What’s next? Finishing reversing the final corner cases and minor details/nuances of the modules so I can round off my private notes and counterpart test implementations (I like to re-implement all the scans so I can ensure my understanding is correct), especially the ones that I haven’t been able to trigger because those are obviously harder to verify (though I think I can simply spoof input data for all of them). Following that will be another long break (likely a very long one this time because I am in the process of moving overseas), and then probably some further analysis of the ‘supplementary’ VAC components (specifically the process monitor in SteamService, and the stack tracing in GameOverlayRenderer), and then finally an analysis of VAC2. I’ve also become more interested in DRM recently so who knows, maybe I’ll decide to look at CEG instead.

VAC Module Overview (1.5/2)

Time for another round of VAC info. Same conditions as last time still apply…

I was originally planning on having only two parts, but because I’ve been taking another break recently I figured I’d get what I’ve done so far out there and then follow up with the rest later on. Thankfully it shouldn’t take too much longer once I get some time again as there are only 3 left now, and two of them I have at 80%+ completion, so I only really have one which I need to start from scratch on. Anyway, on to the reason you’re actually reading this…

20140422-222301: Reports back the contents of the process map in the Steam client system profiler, which basically consists of data about processes which have/had an open handle to the game. I may got into more detail about this Steam client component in the future, but in the meantime there’s a decent explanation available here.

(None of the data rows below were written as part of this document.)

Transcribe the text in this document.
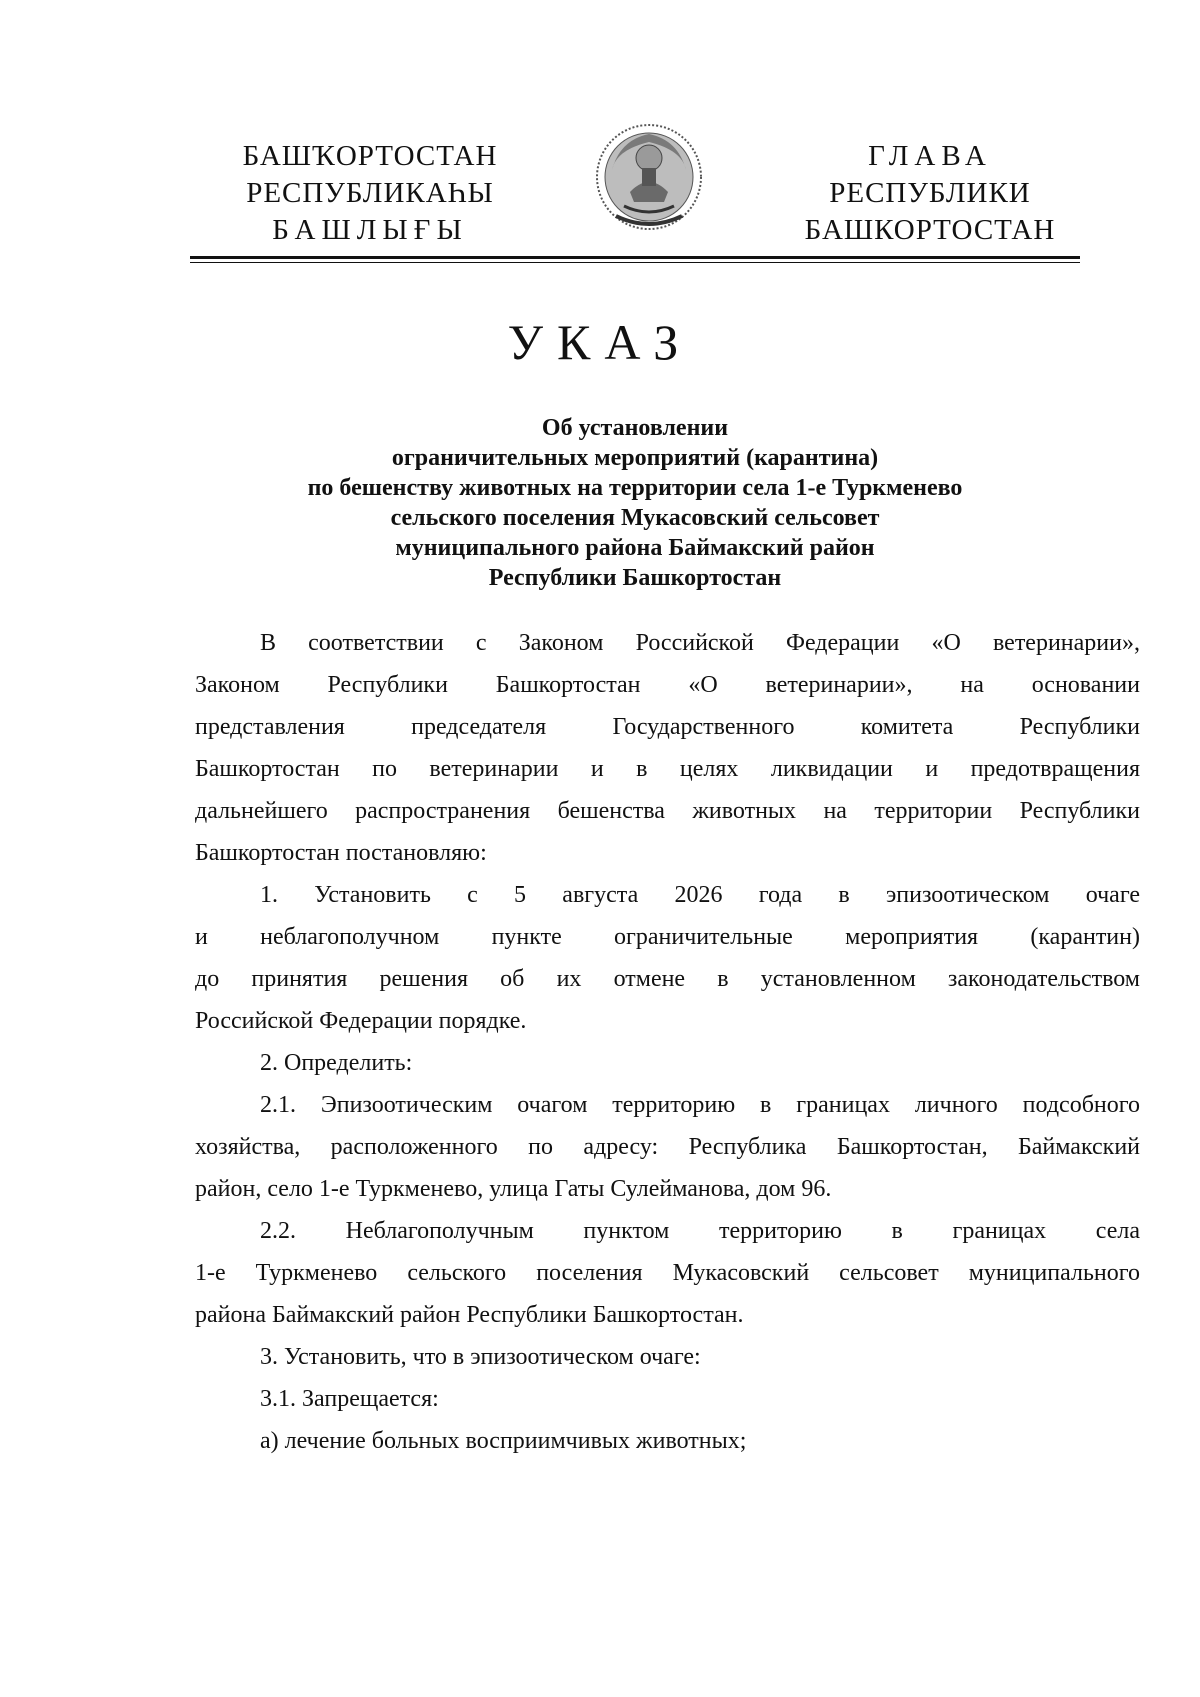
БАШҠОРТОСТАН
РЕСПУБЛИКАҺЫ
БАШЛЫҒЫ
ГЛАВА
РЕСПУБЛИКИ
БАШКОРТОСТАН
УКАЗ
Об установлении
ограничительных мероприятий (карантина)
по бешенству животных на территории села 1-е Туркменево
сельского поселения Мукасовский сельсовет
муниципального района Баймакский район
Республики Башкортостан
В соответствии с Законом Российской Федерации «О ветеринарии»,
Законом Республики Башкортостан «О ветеринарии», на основании
представления председателя Государственного комитета Республики
Башкортостан по ветеринарии и в целях ликвидации и предотвращения
дальнейшего распространения бешенства животных на территории Республики
Башкортостан постановляю:
1. Установить с 5 августа 2026 года в эпизоотическом очаге
и неблагополучном пункте ограничительные мероприятия (карантин)
до принятия решения об их отмене в установленном законодательством
Российской Федерации порядке.
2. Определить:
2.1. Эпизоотическим очагом территорию в границах личного подсобного
хозяйства, расположенного по адресу: Республика Башкортостан, Баймакский
район, село 1-е Туркменево, улица Гаты Сулейманова, дом 96.
2.2. Неблагополучным пунктом территорию в границах села
1-е Туркменево сельского поселения Мукасовский сельсовет муниципального
района Баймакский район Республики Башкортостан.
3. Установить, что в эпизоотическом очаге:
3.1. Запрещается:
а) лечение больных восприимчивых животных;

20140609-230714: Checks whether DEP is enabled by attempting to run code marked as NX (which should raise an AV). Also includes a debugger check using the PEB and a timing check in the event that an exception is not raised. In the event that an exception is raised it will be caught by the SEH handler inside steamservice.dll which wraps the runfunc calls and a packet is sent back containing basic information about the exception.

20141024-211529: Two scans. The first returns information about the attributes of a memory region (or regions) specified in the parameters. The second returns information about the contents of a memory region specified in the parameters; specifically it returns the top 15 entries of a histogram generated from parsing the memory as a dword array, followed by as many raw dword entries as it can fit in the output buffer. I may go more into what this is actually targeting at a later date.

20150211-205214: In the ‘normal’ case it enumerates system event log entries and reports back information on service installations for kernel mode drivers (event id, record timestamp, service name, and service path). However there is also a secondary implementation which does something unknown as the APIs and data used are encrypted with a 64-bit key which I have never been sent despite my best efforts to trigger it. I believe it’s related to unsigned driver load events based off some evidence which is circumstantial at best, but more investigation needs to be done to confirm this. If you know anything please don’t hesitate to contact me as I’m very interested.

EDIT (20150905-1514):

Forgot to edit this in earlier when I originally responded to the comment… Big thanks to how02 for providing the encryption key used by the event log module (0x47140E79, 0xB8D87D93). I may revisit that module in a later post with a bit of extra detail about what’s being done, but for now I can confirm that the keys are indeed correct, and as how02 already confirmed the code is related to unsigned driver loads.